L’esame si effettua in caso di:
- nefropatie mediche, per la valutazione del danno funzionale;
- nefropatie ostruttive, per la valutazione del danno renale con localizzazione del livello d’ostruzione. In associazione con il test diuretico con Furosemide, la scintigrafia renale sequenziale è utilizzata per la diagnosi differenziale tra stenosi del giunto pielo-ureterale su base organica e ostruzione di tipo funzionale;
- ipertensione nefro-vascolare: in associazione al test con ACE-inibitore, la scintigrafia renale sequenziale permette di diagnosticare la presenza di stenosi dell’arteria renale;
- patologie congenite, per la valutazione funzionale prima e dopo correzione chirurgica;
- follow-up del paziente dopo un trapianto renale.
I traccianti radioattivi sono eliminati dai reni per filtrazione glomerulare e secrezione tubulare e forniscono gli elementi per valutare la funzionalità renale separata e totale e la funzionalità della pervietà delle vie escretrici.

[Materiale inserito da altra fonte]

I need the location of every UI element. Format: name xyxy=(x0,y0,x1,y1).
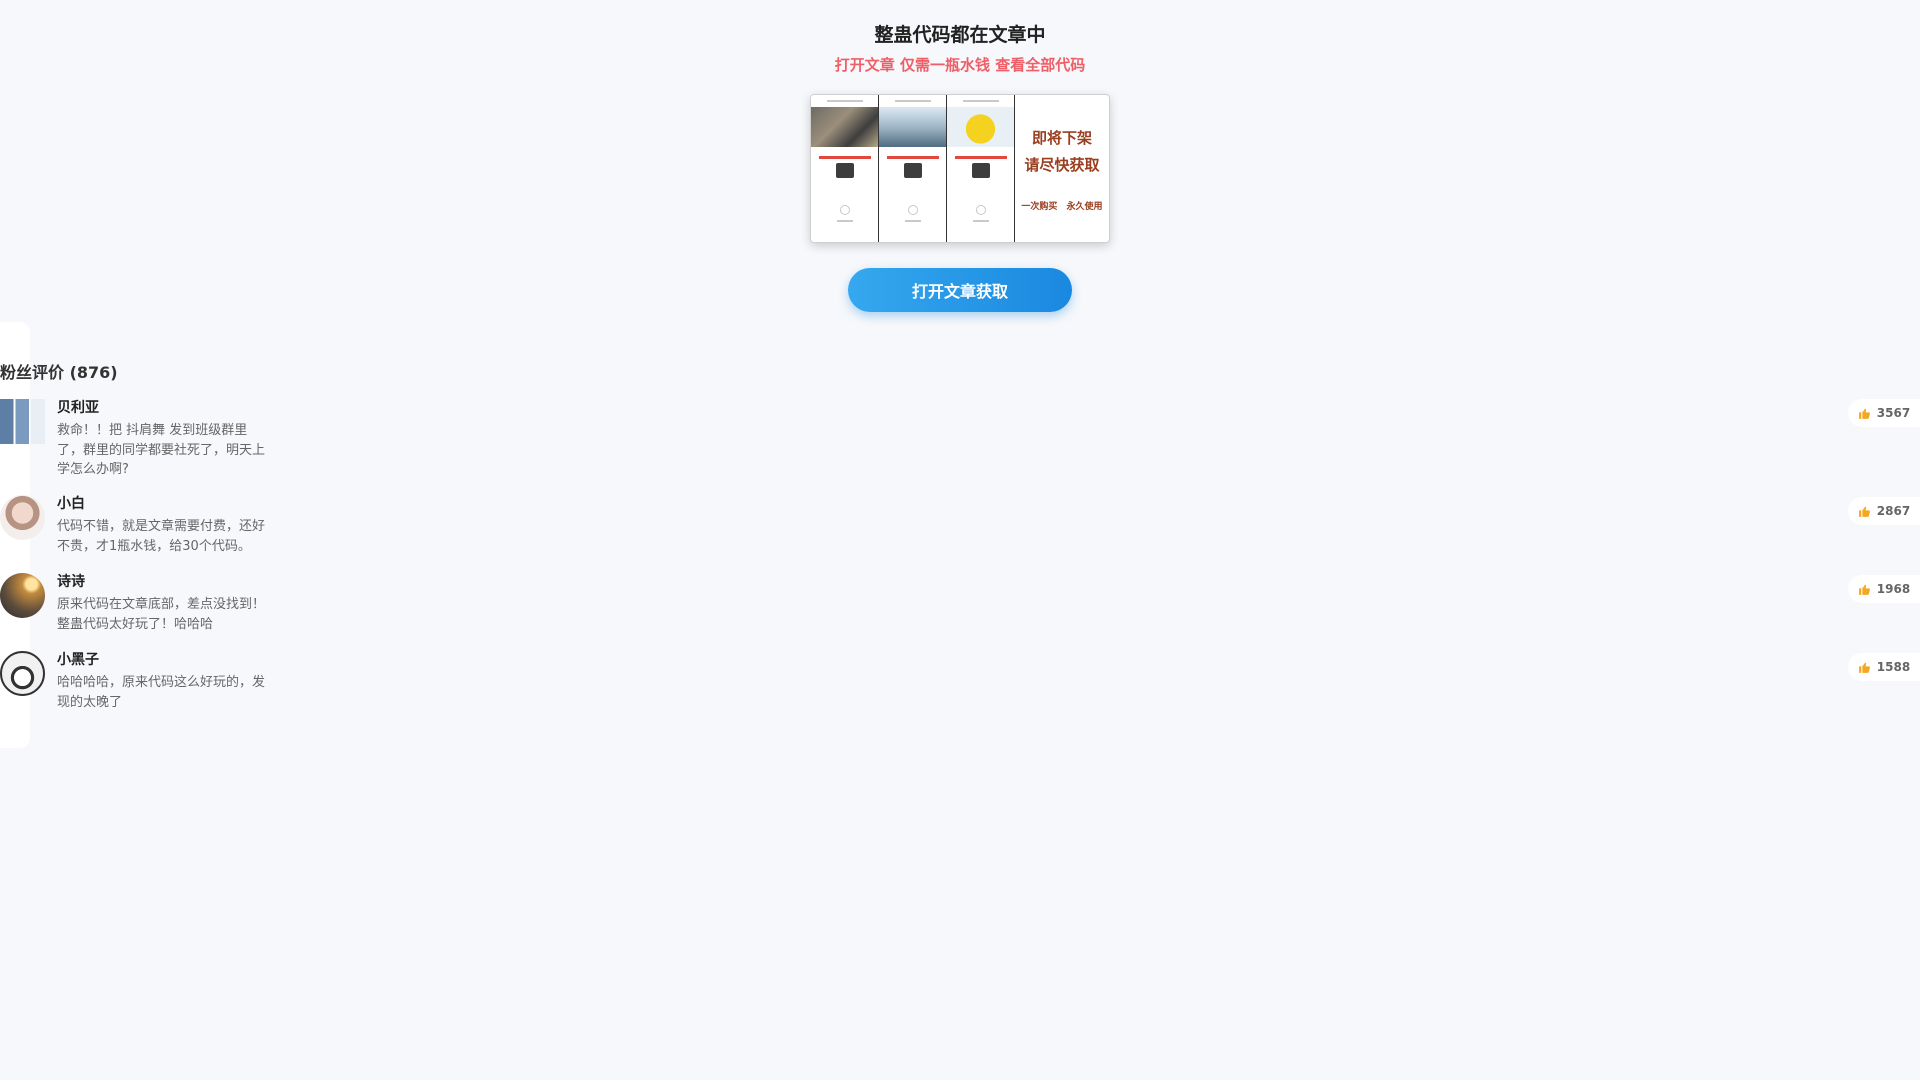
page-subtitle: 打开文章 仅需一瓶水钱 查看全部代码 xyxy=(834,56,1086,74)
loading-icon xyxy=(907,205,918,215)
article-preview-card[interactable]: 即将下架 请尽快获取 一次购买 永久使用 xyxy=(810,94,1110,243)
loading-icon xyxy=(839,205,850,215)
open-article-button[interactable]: 打开文章获取 xyxy=(848,268,1072,312)
like-badge[interactable]: 2867 xyxy=(1848,497,1920,525)
promo-panel: 即将下架 请尽快获取 一次购买 永久使用 xyxy=(1015,95,1109,242)
like-count: 1588 xyxy=(1876,660,1911,674)
lock-icon xyxy=(971,163,990,178)
avatar xyxy=(0,495,45,540)
like-count: 1968 xyxy=(1876,582,1911,596)
like-count: 2867 xyxy=(1876,504,1911,518)
promo-line-1: 即将下架 xyxy=(1031,129,1092,147)
like-count: 3567 xyxy=(1876,406,1911,420)
review-text: 哈哈哈哈，原来代码这么好玩的，发现的太晚了 xyxy=(57,675,266,710)
review-text: 原来代码在文章底部，差点没找到！整蛊代码太好玩了！哈哈哈 xyxy=(57,597,266,632)
preview-image xyxy=(879,107,946,147)
like-badge[interactable]: 3567 xyxy=(1848,399,1920,427)
preview-screenshot-2 xyxy=(879,95,947,242)
preview-image xyxy=(811,107,878,147)
avatar xyxy=(0,573,45,618)
thumbs-up-icon xyxy=(1858,407,1871,420)
preview-screenshot-1 xyxy=(811,95,879,242)
avatar xyxy=(0,651,45,696)
promo-line-2: 请尽快获取 xyxy=(1024,156,1100,174)
thumbs-up-icon xyxy=(1858,583,1871,596)
promo-note: 一次购买 永久使用 xyxy=(1021,202,1103,212)
review-text: 救命！！把 抖肩舞 发到班级群里了，群里的同学都要社死了，明天上学怎么办啊? xyxy=(57,423,266,477)
review-author: 小黑子 xyxy=(57,652,99,668)
review-author: 贝利亚 xyxy=(57,400,99,416)
like-badge[interactable]: 1588 xyxy=(1848,653,1920,681)
loading-icon xyxy=(975,205,986,215)
reviews-title: 粉丝评价 (876) xyxy=(0,363,118,382)
like-badge[interactable]: 1968 xyxy=(1848,575,1920,603)
review-text: 代码不错，就是文章需要付费，还好不贵，才1瓶水钱，给30个代码。 xyxy=(57,519,266,554)
page-title: 整蛊代码都在文章中 xyxy=(874,24,1046,46)
avatar xyxy=(0,399,45,444)
lock-icon xyxy=(903,163,922,178)
preview-screenshot-3 xyxy=(947,95,1015,242)
preview-image xyxy=(947,107,1014,147)
page: 整蛊代码都在文章中 打开文章 仅需一瓶水钱 查看全部代码 即将下架 请尽快获取 … xyxy=(0,0,1920,1080)
thumbs-up-icon xyxy=(1858,661,1871,674)
lock-icon xyxy=(835,163,854,178)
review-author: 小白 xyxy=(57,496,85,512)
review-author: 诗诗 xyxy=(57,574,85,590)
thumbs-up-icon xyxy=(1858,505,1871,518)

Attraverso l'analisi della distribuzione renale del tracciante nel tempo è possibile quindi dare una stima quantitativa del filtrato glomerulare e della funzione tubulare della portata plasmatica renale effettiva.
In particolare si utilizzano i seguenti traccianti: Tc-99m DTPA (acido dietilen-tetra-amino-pentacetico) per la valutazione del filtrato glomerulare; Hippuran (orto-iodio-ippurano di sodio) marcato con I-123 o I-131 per il calcolo del flusso plasmatico effettivo; Tc-99m MAG3 (acido mercapto-acetil-triglicinico) per la valutazione della funzionalità tubulare.
PREPARAZIONE ED EFFETTI COLLATERALI
Si raccomanda di assumere 2-3 bicchieri d’acqua dopo la somministrazione endovenosa per eliminare velocemente il tracciante.
L’esame dura circa 40 minuti.
Non sono note controindicazioni né effetti collaterali, ma sono da evitare interferenze con i seguenti farmaci: diuretici, calcio-antagonisti (aumentano la funzionalità renale) e ACE-inibitori (riducono la filtrazione e il flusso renale).